Bill read directly from the volume in his hands. As he moved into the light from the driveway, Janice read the title: The Tibetan Book of the Dead.

“All right,” Bill continued. “The next step. The warmth of the body fades. The eyes turn inward. The limbs tremble.”

“Bill, please! I don’t want to listen!”

“It’s what happened to Ivy, isn’t it? Listen, Janice. There’s nothing to be afraid of. Afterward, the cognition inverts, turns into miragelike flashes, and things come unreal, just the reverse of being born: the blood slows; this is called ‘the black path’ because the heart is dying. It’s the point of the worst panic. Vision is cut off. Memory dies. Breath is cut off. Now listen. ‘The mind that rides upon the wind leaves the central channel.’”

Bill looked up, triumphant.

“Do you understand that? ‘The mind that rides upon the wind’—the soul, Janice—‘leaves the channel of the body.’ Now follow what happens next!”

Janice, in spite of herself, was hypnotized by the rhythmic voice in front of her. Bill weaved slowly back and forth, his finger picking out phrases in the light of the rain and sleet behind him.

“‘Awareness,’” he read very slowly, “‘passes into the Clear Light of Death’!”

He looked up at her, frightened, yet gaining confidence when she offered no objection. He laughed hideously, uncertainly.

“‘The Clear Light of Death’! There it is! It’s mentioned everywhere, but here it is ! Analyzed! And if the soul can pass into the light of emptiness, without fear, if it reaches a firm communion with the emptiness — that is, Nirvana — then it has embraced bliss! There is no return, no more return. It’s all oblivion… and peace…”

Slowly, as he spoke, Bill calmed down. The fire left his eyes. He became aware of the cold and shivered. The mania was gone.

“But if there is panic,” he said with a dull finality, glazed, “if there is no acceptance, then there must be a return, another life… who knows, a hundred more lives…”
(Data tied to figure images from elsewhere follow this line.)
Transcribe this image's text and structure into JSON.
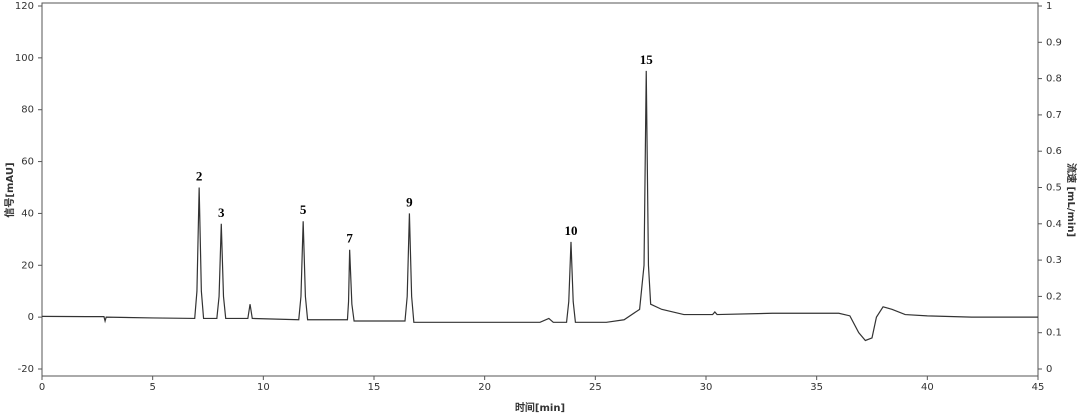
{
  "chart_data": {
    "type": "line",
    "x_label": "时间[min]",
    "y_label": "信号[mAU]",
    "y2_label": "流速 [mL/min]",
    "xlim": [
      0,
      45
    ],
    "xticks": [
      0,
      5,
      10,
      15,
      20,
      25,
      30,
      35,
      40,
      45
    ],
    "ylim": [
      -20,
      120
    ],
    "yticks": [
      -20,
      0,
      20,
      40,
      60,
      80,
      100,
      120
    ],
    "y2lim": [
      0,
      1
    ],
    "y2ticks": [
      0,
      0.1,
      0.2,
      0.3,
      0.4,
      0.5,
      0.6,
      0.7,
      0.8,
      0.9,
      1
    ],
    "series": [
      {
        "name": "信号",
        "color": "#333333",
        "x": [
          0,
          2,
          2.8,
          2.85,
          2.9,
          5,
          6.9,
          7.0,
          7.1,
          7.2,
          7.3,
          7.9,
          8.0,
          8.1,
          8.2,
          8.3,
          9.3,
          9.4,
          9.5,
          11.6,
          11.7,
          11.8,
          11.9,
          12.0,
          13.8,
          13.85,
          13.9,
          14.0,
          14.1,
          16.4,
          16.5,
          16.6,
          16.7,
          16.8,
          20,
          22.5,
          22.9,
          23.1,
          23.7,
          23.8,
          23.9,
          24.0,
          24.1,
          25.5,
          26.3,
          27.0,
          27.2,
          27.3,
          27.4,
          27.5,
          28,
          29,
          30.3,
          30.4,
          30.5,
          33,
          36,
          36.5,
          36.9,
          37.2,
          37.5,
          37.7,
          38,
          38.4,
          39,
          40,
          42,
          45
        ],
        "values": [
          0.3,
          0.2,
          0.2,
          -1.5,
          0,
          -0.3,
          -0.5,
          10,
          50,
          10,
          -0.5,
          -0.5,
          8,
          36,
          8,
          -0.5,
          -0.5,
          5,
          -0.5,
          -1,
          8,
          37,
          8,
          -1,
          -1,
          6,
          26,
          5,
          -1.5,
          -1.5,
          8,
          40,
          8,
          -2,
          -2,
          -2,
          -0.5,
          -2,
          -2,
          6,
          29,
          6,
          -2,
          -2,
          -1,
          3,
          20,
          95,
          20,
          5,
          3,
          1,
          1,
          2,
          1,
          1.5,
          1.5,
          0.5,
          -6,
          -9,
          -8,
          0,
          4,
          3,
          1,
          0.5,
          0,
          0
        ]
      }
    ],
    "peaks": [
      {
        "label": "2",
        "x": 7.1,
        "y": 50
      },
      {
        "label": "3",
        "x": 8.1,
        "y": 36
      },
      {
        "label": "5",
        "x": 11.8,
        "y": 37
      },
      {
        "label": "7",
        "x": 13.9,
        "y": 26
      },
      {
        "label": "9",
        "x": 16.6,
        "y": 40
      },
      {
        "label": "10",
        "x": 23.9,
        "y": 29
      },
      {
        "label": "15",
        "x": 27.3,
        "y": 95
      }
    ]
  }
}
Bill came forward, sat at the edge of the bed, and put his arm on Janice’s shoulder. He was sweating, his shirt damp, his hair moist over his brows. He looked into her face.

“In an untimely death,” he said simply, “there can be no acceptance.”

Janice moved slightly back, but his hand firmly held her shoulder.

“Even for somebody trained all his life like a priest, it’s almost impossibly difficult. But for somebody like Ivy—”

A hand went slowly to Janice’s mouth. “Or like Audrey Rose !” she whispered hoarsely.

He nodded slowly. “Did Ivy have a chance to prepare for death?” he asked simply. “No! It was too sudden. You saw what I saw, Janice. She was in a state of panic!”

Bill wearily stood. He seemed not to have the strength to move anymore. Dismally he watched the lessening rain, dripping with monotonous regularity in thin silver streaks at the window.